At the time, the officer was discharging a
duty of the office, to wit: investigating drug
activity.
G.S. § 14-223 (2001) states that [i]f any person shall
willfully and unlawfully resist, delay or obstruct a public officer
in discharging or attempting to discharge a duty of his office, he
shall be guilty of a Class 2 misdemeanor. The conduct proscribed
under G.S. [§] 14-223 is not limited to resisting an arrest but
includes any resistance, delay, or obstruction of an officer in the
discharge of his duties. Lynch, 94 N.C. App. at 332, 380 S.E.2d
at 398. Flight from a lawful investigatory stop 'may provide
probable cause to arrest an individual for violation of G.S. [§]

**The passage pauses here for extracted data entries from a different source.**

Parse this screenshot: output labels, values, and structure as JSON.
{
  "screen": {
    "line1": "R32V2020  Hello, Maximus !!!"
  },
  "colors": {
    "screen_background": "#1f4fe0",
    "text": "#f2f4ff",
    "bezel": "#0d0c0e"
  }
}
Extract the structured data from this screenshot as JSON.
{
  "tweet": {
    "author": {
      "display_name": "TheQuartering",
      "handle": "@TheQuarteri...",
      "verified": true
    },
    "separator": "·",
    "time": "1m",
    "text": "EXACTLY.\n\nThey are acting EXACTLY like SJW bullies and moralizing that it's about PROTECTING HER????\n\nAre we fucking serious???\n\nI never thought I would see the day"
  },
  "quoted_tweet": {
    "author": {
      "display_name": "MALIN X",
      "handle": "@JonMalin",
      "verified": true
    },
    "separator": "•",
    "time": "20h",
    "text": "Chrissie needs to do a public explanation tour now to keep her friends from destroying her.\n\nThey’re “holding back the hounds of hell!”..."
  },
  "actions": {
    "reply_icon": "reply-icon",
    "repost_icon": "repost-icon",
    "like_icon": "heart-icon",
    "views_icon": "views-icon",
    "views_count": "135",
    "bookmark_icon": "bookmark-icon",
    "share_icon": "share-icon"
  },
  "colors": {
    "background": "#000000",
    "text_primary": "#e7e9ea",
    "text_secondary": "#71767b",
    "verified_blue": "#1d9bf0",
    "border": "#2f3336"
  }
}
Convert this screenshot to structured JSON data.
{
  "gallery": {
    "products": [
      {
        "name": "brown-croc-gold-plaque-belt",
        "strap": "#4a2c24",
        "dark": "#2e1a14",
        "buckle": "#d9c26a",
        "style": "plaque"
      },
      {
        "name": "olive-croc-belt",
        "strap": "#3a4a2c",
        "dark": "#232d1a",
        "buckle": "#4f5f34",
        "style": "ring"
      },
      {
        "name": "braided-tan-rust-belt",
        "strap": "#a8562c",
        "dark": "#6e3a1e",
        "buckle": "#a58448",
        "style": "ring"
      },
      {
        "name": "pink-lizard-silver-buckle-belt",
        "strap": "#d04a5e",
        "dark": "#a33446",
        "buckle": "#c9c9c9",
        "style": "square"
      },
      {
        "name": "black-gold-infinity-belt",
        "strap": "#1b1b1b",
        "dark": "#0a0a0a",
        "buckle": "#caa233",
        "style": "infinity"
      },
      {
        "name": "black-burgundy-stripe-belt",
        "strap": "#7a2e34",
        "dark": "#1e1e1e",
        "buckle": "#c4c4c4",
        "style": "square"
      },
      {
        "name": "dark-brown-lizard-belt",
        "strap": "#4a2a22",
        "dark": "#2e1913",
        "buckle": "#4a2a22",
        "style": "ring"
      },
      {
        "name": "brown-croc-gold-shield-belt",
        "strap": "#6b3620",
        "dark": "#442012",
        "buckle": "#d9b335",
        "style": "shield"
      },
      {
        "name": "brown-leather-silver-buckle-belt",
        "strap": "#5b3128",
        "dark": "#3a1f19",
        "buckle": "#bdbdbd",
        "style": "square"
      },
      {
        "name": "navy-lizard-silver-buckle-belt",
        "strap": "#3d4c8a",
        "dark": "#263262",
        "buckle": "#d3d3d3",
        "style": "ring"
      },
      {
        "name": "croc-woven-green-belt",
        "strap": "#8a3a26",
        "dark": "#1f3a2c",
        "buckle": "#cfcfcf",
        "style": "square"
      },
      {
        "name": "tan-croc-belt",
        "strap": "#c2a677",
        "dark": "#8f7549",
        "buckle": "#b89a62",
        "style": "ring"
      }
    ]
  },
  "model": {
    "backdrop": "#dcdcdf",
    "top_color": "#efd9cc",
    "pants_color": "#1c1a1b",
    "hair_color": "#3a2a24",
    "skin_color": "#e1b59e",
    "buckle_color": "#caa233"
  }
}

14-223.' Swift, 105 N.C. App. at 554, 414 S.E.2d at 68 (citation
omitted).
Here, defendant continued to flee after being ordered to stop
by Officer Chipman. After Officer Chipman grabbed hold of
defendant at the fence, defendant then jerked free of Officer
Chipman and ran away again. Officer Chipman had to tackle
defendant to stop him. When ruling on a motion to dismiss, the
trial court must view all the evidence in the light most favorable
to the State. Lynch, 94 N.C. App. at 334, 380 S.E.2d at 399. This
continued flight by defendant after being ordered to stop and being
prevented from climbing a fence provided probable cause to arrest
defendant for violating G.S. § 14-223. See Swift, 105 N.C. App. at554, 414 S.E.2d at 68; Lynch, 94 N.C. App. at 334, 380 S.E.2d at
399. Accordingly, the trial court did not err in denying
defendant's motion to dismiss.
Defendant next contends that his trial counsel's failure to
move to suppress the evidence obtained as a result of his arrest
constitutes ineffective assistance of counsel. We do not agree.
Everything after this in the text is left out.